MySQL writes a binlog record only on commit. As long as the transaction does not commit successfully, nothing is visible to replicas, and neither to CDC.
The data written to the binlog are all the row changes affected by a set of statements in a transaction. It is not geared to business level events of the kind we want to see on our Kafka, but logs table level changes to the SQL schema.
The data written to the binlog will reflect changes to the table structure, as the schema evolves based on the needs of the team owning that schema. Since the CDC stream sees the same changes, the data format in there will also change, and break downstream consumers.
One might entertain the idea of not reading data from MySQL binlogs, but implementing CDC at the application level. This has a few advantages:
- MySQL binlog format may evolve and change, as MySQL evolves and changes. For example, a hierarchy may convert to group replication (many do), compression is being introduced, compliance may require encryption or other changes. We may not want this tight coupling, but be able to upgrade and change individual instances at will.

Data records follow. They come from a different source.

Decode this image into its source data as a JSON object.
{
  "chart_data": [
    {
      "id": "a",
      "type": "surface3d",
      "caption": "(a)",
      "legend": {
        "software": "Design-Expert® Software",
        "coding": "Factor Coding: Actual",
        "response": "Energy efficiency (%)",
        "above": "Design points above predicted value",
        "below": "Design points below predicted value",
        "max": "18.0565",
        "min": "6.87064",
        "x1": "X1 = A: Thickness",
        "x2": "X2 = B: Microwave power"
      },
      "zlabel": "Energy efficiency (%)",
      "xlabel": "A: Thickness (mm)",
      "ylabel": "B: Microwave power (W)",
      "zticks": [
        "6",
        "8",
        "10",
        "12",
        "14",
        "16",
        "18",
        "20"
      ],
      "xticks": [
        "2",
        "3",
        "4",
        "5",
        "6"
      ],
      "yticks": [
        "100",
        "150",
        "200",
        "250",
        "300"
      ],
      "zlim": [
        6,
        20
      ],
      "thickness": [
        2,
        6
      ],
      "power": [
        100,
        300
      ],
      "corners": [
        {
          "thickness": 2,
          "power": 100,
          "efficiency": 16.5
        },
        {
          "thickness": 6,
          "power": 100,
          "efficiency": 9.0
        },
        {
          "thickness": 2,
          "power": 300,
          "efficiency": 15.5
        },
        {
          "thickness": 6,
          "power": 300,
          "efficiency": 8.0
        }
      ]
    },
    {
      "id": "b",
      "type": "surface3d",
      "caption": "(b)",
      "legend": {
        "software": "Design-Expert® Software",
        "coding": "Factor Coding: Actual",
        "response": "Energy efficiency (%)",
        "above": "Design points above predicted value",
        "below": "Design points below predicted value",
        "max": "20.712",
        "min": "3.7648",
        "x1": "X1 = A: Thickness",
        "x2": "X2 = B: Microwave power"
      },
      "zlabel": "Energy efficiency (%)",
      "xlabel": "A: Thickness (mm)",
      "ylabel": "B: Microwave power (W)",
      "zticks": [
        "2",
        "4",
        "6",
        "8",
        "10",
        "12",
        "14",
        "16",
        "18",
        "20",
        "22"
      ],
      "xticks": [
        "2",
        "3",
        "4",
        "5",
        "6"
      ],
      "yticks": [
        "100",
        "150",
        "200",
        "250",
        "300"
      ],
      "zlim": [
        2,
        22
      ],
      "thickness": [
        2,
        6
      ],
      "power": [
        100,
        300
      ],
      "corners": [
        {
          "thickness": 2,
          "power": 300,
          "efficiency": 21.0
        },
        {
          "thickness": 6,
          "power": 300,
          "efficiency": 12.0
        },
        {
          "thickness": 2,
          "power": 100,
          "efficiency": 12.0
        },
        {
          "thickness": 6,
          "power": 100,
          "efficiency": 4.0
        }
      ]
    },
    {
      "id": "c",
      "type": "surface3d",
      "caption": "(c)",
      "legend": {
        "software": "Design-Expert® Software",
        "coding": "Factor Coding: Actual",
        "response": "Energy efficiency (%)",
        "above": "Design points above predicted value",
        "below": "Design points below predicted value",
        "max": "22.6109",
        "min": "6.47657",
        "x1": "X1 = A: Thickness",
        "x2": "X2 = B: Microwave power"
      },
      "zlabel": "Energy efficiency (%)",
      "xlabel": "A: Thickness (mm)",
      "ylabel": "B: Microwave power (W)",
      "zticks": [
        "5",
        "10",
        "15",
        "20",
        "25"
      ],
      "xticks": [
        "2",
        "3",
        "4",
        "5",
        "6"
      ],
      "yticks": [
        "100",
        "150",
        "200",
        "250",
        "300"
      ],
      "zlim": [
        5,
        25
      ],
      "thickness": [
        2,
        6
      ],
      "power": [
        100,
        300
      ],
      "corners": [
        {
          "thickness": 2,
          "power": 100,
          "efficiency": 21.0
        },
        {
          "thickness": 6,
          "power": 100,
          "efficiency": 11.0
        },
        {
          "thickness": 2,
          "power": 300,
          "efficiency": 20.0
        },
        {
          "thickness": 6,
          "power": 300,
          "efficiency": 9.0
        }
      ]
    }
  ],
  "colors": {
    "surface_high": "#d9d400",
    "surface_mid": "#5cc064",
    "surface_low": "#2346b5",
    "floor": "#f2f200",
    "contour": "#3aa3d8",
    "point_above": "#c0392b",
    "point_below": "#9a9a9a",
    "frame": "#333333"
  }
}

- The schema may evolve depending on the needs of the schema owner, which affects the format of events in the binlog, breaking downstream CDC consumers. We may not want this tight coupling, but be able to evolve applications and their schema at will.
But emitting CDC events at the application level introduces great complexity: We must make sure that only events that are actually committed are visible on the bus, and that conversely no events are lost.
The default workaround at this point in time is the outbox: Applications perform their changes to the data as they wish, and in the same transaction also write to a table in a fixed format, the outbox.
CDC reads the complete binlog, discards all writes except writes to the outbox, and uses the outbox changes to create a message on the bus.
This guarantees a fixed data format, as the format of the outbox table is fixed, while allowing the data owner to change all other tables at will.
It guarantees transactionality as well: as the writes to the private tables and to the outbox happen in a single transaction, they will always succeed or fail together.
And it is relatively simple to implement.
But Outboxes are still dependent on reading the MySQL binlog format. Every time that changes, CDC breaks. Or if it needs to change, the change needs to be coordinated between the data owners of a schema and all their consumers and dependencies.
The alternative, emitting a CDC event and performing a change to the database, can only work with some kind of commit tracking in the database.
This exists, but is a relatively new and untested feature in MySQL: Server Tracking of Client Session State . Not all client libraries have full support for session state tracking, yet.
Session State Tracking allows a client to MySQL to know what the server is currently doing: for each piece of Connection Scoped State a tracker exists, so the client has access to the session state on a controlled way, and is notified if any state on the server changes.
For the purposes of CDC, the GTID tracker informs the client if a commit to the server succeeded and a global transaction id was assigned. The client gets a chance to correlate bus events with database transactions, and make sure both match.
While being a much more complicated approach, it has the chance of breaking the dependency of being able to read MySQL binlogs. It is still a work in progress, though.